Recursive Learning and Endogenous Drift
Any learning system that updates itself primarily using its own outputs becomes informationally endogenous over time. Even if the system is initially well grounded, each update introduces small semantic distortions, including approximation error, compression loss, improper generalization, or bias. These errors are usually minor in isolation, but they accumulate.
Once a system’s training signal depends largely on itself, semantic error becomes self reinforcing unless counteracted by external information. Notably, this drift does not require adversarial data, misaligned objectives, or limited capacity. It arises purely from recursion.
This observation is familiar. What is less appreciated is that drift can be analyzed quantitatively as well as descriptively.
The Viability Condition
The core claim is simple:
A recursive semantic system is stable if and only if its rate of corrective information intake exceeds its rate of semantic error accumulation.
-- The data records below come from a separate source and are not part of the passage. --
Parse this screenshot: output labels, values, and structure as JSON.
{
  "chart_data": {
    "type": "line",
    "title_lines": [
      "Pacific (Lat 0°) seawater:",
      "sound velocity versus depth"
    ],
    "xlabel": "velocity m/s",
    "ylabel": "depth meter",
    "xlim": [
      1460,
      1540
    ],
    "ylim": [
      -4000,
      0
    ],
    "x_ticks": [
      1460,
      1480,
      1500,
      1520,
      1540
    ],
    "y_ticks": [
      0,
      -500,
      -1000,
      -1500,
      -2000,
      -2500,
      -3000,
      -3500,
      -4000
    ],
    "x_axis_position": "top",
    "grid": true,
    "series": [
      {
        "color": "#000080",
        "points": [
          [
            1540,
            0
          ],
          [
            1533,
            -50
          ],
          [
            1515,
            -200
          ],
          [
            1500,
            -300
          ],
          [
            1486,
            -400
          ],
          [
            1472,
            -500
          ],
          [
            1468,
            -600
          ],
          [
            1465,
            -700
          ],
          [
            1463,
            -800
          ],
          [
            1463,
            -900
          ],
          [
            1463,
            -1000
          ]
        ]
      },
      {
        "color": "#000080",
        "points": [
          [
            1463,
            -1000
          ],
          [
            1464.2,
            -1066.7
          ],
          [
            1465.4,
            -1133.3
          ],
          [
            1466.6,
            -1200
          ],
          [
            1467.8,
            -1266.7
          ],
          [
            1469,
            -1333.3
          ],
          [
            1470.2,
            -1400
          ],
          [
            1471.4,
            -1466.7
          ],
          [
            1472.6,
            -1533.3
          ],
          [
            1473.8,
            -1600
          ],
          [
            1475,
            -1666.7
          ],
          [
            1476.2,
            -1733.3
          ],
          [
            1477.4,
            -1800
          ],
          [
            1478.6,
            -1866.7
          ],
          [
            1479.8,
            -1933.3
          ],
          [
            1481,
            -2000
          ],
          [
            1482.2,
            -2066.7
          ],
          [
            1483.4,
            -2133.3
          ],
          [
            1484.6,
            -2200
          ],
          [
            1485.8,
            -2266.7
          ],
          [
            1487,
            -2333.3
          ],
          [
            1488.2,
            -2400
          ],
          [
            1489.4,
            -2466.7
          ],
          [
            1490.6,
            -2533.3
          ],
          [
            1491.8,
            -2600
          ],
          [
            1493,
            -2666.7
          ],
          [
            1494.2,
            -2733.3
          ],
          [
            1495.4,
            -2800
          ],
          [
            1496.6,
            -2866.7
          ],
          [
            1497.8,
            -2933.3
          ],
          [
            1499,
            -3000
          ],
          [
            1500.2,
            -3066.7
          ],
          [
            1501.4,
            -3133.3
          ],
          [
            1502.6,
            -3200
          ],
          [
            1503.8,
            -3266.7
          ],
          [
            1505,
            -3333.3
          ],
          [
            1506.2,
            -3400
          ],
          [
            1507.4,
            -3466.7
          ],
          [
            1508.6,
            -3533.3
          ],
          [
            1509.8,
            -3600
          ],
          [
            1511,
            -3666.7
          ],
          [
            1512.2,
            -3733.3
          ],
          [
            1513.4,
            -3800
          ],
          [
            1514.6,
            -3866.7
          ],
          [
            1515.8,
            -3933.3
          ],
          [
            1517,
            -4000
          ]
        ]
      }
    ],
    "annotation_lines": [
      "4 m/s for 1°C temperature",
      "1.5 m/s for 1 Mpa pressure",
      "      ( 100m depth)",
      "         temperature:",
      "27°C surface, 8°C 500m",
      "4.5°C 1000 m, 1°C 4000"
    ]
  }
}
Corrective information includes anything that constrains meaning from outside the system’s internal loop, such as fresh human data, interaction with a non-modeled environment, trusted sensors, or high fidelity ground truth. Error accumulation includes noise, approximation loss, representational bias, and internal misalignment.
When the corrective rate drops below the error rate, the system enters a regime described here as informational autophagy. It consumes its own representations faster than they can be repaired. Meaning degrades even while surface-level performance metrics remain stable.
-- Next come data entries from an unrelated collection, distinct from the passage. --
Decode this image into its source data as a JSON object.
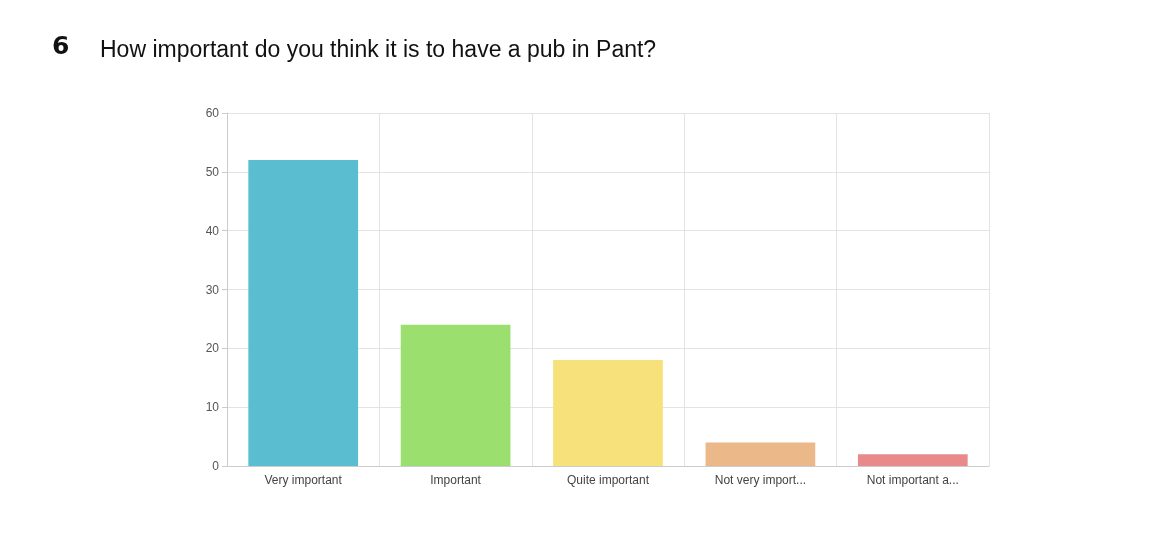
{
  "chart_data": {
    "type": "bar",
    "title": "How important do you think it is to have a pub in Pant?",
    "annotations": [
      "6"
    ],
    "categories": [
      "Very important",
      "Important",
      "Quite important",
      "Not very import...",
      "Not important a..."
    ],
    "values": [
      52,
      24,
      18,
      4,
      2
    ],
    "colors": [
      "#5bbdd0",
      "#9be06f",
      "#f7e17a",
      "#ebb88a",
      "#e88a8a"
    ],
    "ylim": [
      0,
      60
    ],
    "yticks": [
      0,
      10,
      20,
      30,
      40,
      50,
      60
    ],
    "grid": true
  }
}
Collapse, in this view, is not a binary event. It is a threshold crossing.
A Distinctive Temporal Signature
This framework implies a specific empirical prediction: In recursive systems undergoing semantic collapse, out-of-distribution performance degrades before standard validation metrics worsen.
Early semantic drift affects rare, edge-case, and structurally novel inputs first. Average loss, perplexity, or benchmark scores can remain deceptively stable while the system’s internal semantic structure erodes.
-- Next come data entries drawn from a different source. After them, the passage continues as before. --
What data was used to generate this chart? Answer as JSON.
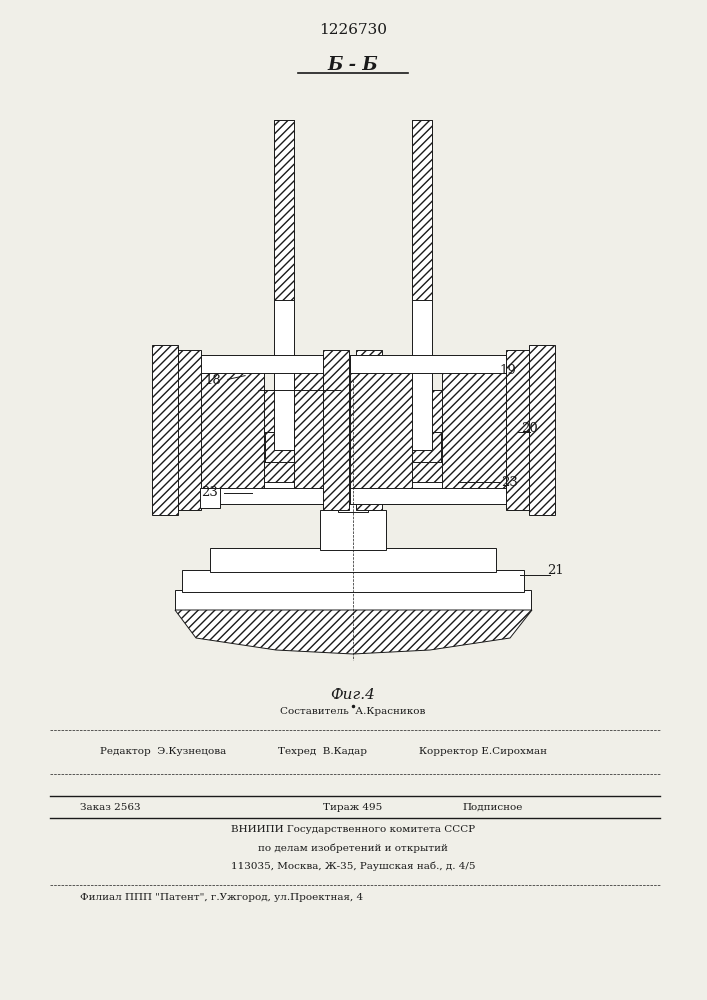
{
  "title_number": "1226730",
  "section_label": "Б - Б",
  "fig_label": "Фиг.4",
  "bg_color": "#f0efe8",
  "line_color": "#1a1a1a",
  "footer": {
    "sostavitel": "Составитель  А.Красников",
    "redaktor": "Редактор  Э.Кузнецова",
    "tehred": "Техред  В.Кадар",
    "korrektor": "Корректор Е.Сирохман",
    "zakaz": "Заказ 2563",
    "tirazh": "Тираж 495",
    "podpisnoe": "Подписное",
    "vnipi1": "ВНИИПИ Государственного комитета СССР",
    "vnipi2": "по делам изобретений и открытий",
    "vnipi3": "113035, Москва, Ж-35, Раушская наб., д. 4/5",
    "filial": "Филиал ППП \"Патент\", г.Ужгород, ул.Проектная, 4"
  }
}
Practitioners often report that heavily self-trained or synthetic-heavy models feel wrong before metrics confirm it. This framework predicts that behavior and explains why reliance on aggregate validation alone is insufficient.
Not Just “Synthetic Data Is Bad”
Recent discussions often conclude that synthetic data is inherently dangerous. That conclusion is too coarse. Recursive or synthetic data can be safe if the corrective information bandwidth remains sufficiently high. Conversely, even real-world data can fail to stabilize a system if it lacks semantic independence.
The key variable is not data origin, but informational independence.
This also clarifies why scaling alone does not solve the problem. Larger models can tolerate higher error rates, but unless corrective input scales proportionally, collapse is delayed rather than avoided.
Implications and Next Steps
This rate-based view has several implications. Grounding must be measured rather than assumed. Early warning signals exist in out-of-distribution brittleness. Recursive self-improvement faces hard information-theoretic constraints that do not depend on agency or intent.
The full paper, with formal definitions and references, is available here:
Semantic Grounding and the Preservation of Information in Recursive Systems
https://doi.org/10.5281/zenodo.18091864
I am eager to collaborate with others interested in advancing this line of inquiry, particularly through empirical tests of the predicted temporal signature, alternative estimators of corrective versus error rates, and counterexamples in which recursive systems remain stable longer than expected.
If semantic collapse follows from rate imbalance, the appropriate response is not to avoid recursion entirely, but to understand precisely what keeps meaning alive.